Sunday, August 28

Body: Poor sleep once again thanks to overeating at supper, but slightly better than yesterday. Again accomplished nothing; drove home after workshop and had too many chores and was too mentally shot to try doing anything.

Brain: Logged more studying as soon as I got up. Workshop felt like more of a joke today, time spent going through machines more than free-weights, learning assessments many places don't do, going over equations for the millionth time, UGH. Was weird for me to see all of the machines after the squat-rack life for so long (we were in a brand new Y); I guess they are meant to prevent people from hurting themselves if they don't know what they're doing but honestly it seems like it keeps those people weak and still lets them hurt themselves. Wouldn't it be better to just offer some education? And cheaper, when you factor in the cost of all those machines?! One of the women in class with me (college kid) was a former monster powerlifter (345 squat, 185 bench, 485 deadlift, like holy fucking shit let her injuries heal so she can get back to it!) so I wished I had been more chatty yesterday when I saw her lifter's legs and just KNEW she was a badass. But oh well.

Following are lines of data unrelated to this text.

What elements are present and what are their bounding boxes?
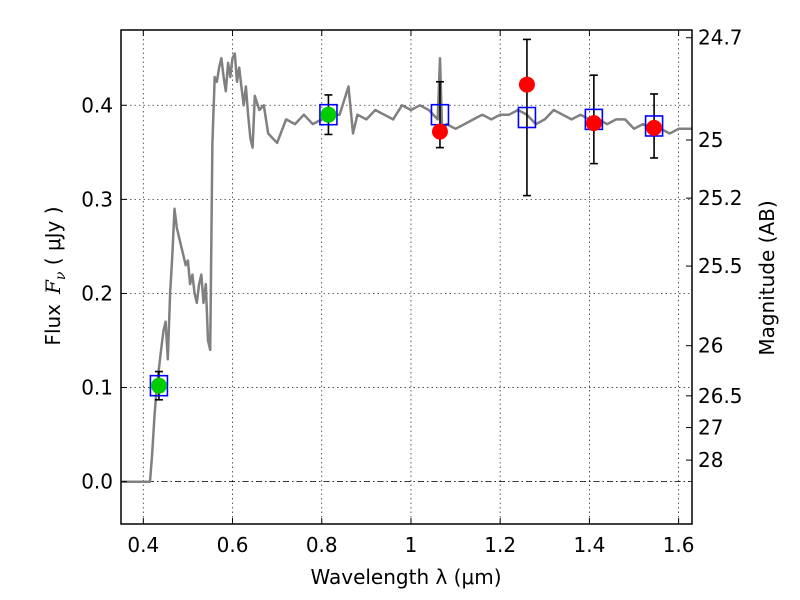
y2-tick-label: 28	[698, 448, 723, 472]
x-tick-label: 1.2	[484, 533, 516, 557]
y2-tick-label: 24.7	[698, 26, 743, 50]
spectrum	[121, 52, 692, 483]
secondary-y-axis-ticks: 24.7 25 25.2 25.5 26 26.5 27 28	[686, 26, 743, 472]
green-point	[150, 377, 167, 394]
y-tick-label: 0.4	[81, 93, 113, 117]
data-points	[149, 76, 664, 397]
red-point	[431, 123, 448, 140]
red-point	[585, 115, 602, 132]
x-tick-label: 1.6	[663, 533, 695, 557]
y-axis-ticks: 0.0 0.1 0.2 0.3 0.4	[81, 93, 127, 494]
red-point	[646, 119, 663, 136]
photometry-square	[644, 115, 664, 137]
y-axis-label-unit: ( μJy )	[41, 206, 65, 271]
y-tick-label: 0.0	[81, 470, 113, 494]
red-point	[518, 76, 535, 93]
y-tick-label: 0.2	[81, 281, 113, 305]
error-bars	[154, 38, 659, 401]
y-tick-label: 0.1	[81, 376, 113, 400]
y2-tick-label: 25	[698, 128, 723, 152]
secondary-y-axis-label: Magnitude (AB)	[755, 200, 779, 355]
y-axis-label-variable: F	[41, 279, 65, 295]
x-tick-label: 0.4	[127, 533, 159, 557]
y2-tick-label: 26	[698, 334, 723, 358]
x-tick-label: 0.8	[306, 533, 338, 557]
y-axis-label: Flux Fν ( μJy )	[41, 206, 69, 345]
y2-tick-label: 27	[698, 416, 723, 440]
y-axis-label-prefix: Flux	[41, 304, 65, 346]
x-axis-ticks: 0.4 0.6 0.8 1 1.2 1.4 1.6	[127, 30, 695, 557]
photometry-square	[149, 374, 169, 397]
x-tick-label: 1.4	[573, 533, 605, 557]
y-tick-label: 0.3	[81, 187, 113, 211]
y2-tick-label: 26.5	[698, 384, 743, 408]
green-point	[320, 106, 337, 123]
photometry-square	[517, 106, 537, 129]
plot-frame	[120, 29, 693, 525]
x-tick-label: 0.6	[217, 533, 249, 557]
y-axis-label-subscript: ν	[53, 271, 69, 280]
photometry-square	[319, 103, 338, 126]
x-axis-label: Wavelength λ (μm)	[310, 565, 501, 589]
spectrum-line	[121, 52, 692, 483]
grid	[121, 30, 692, 524]
y2-tick-label: 25.5	[698, 254, 743, 278]
x-tick-label: 1	[405, 533, 418, 557]
y2-tick-label: 25.2	[698, 186, 743, 210]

The test felt like a breeze; a few things I was uncertain, but most of it felt like DUH, confident it was probably a 90% score, and we only need 70%. Won't know for up to 4 weeks, though. And now instead of test anxiety, I have this new feeling of "Holy shit, that was just the beginning, the hard part hasn't even started!" Headed home with one stop at UA in Albertville and that was WAY TOO MANY PEOPLE for me, so that was it. At home: chores, hubs time, and gratitude that a 3-day weekend is coming since this one was 0 days.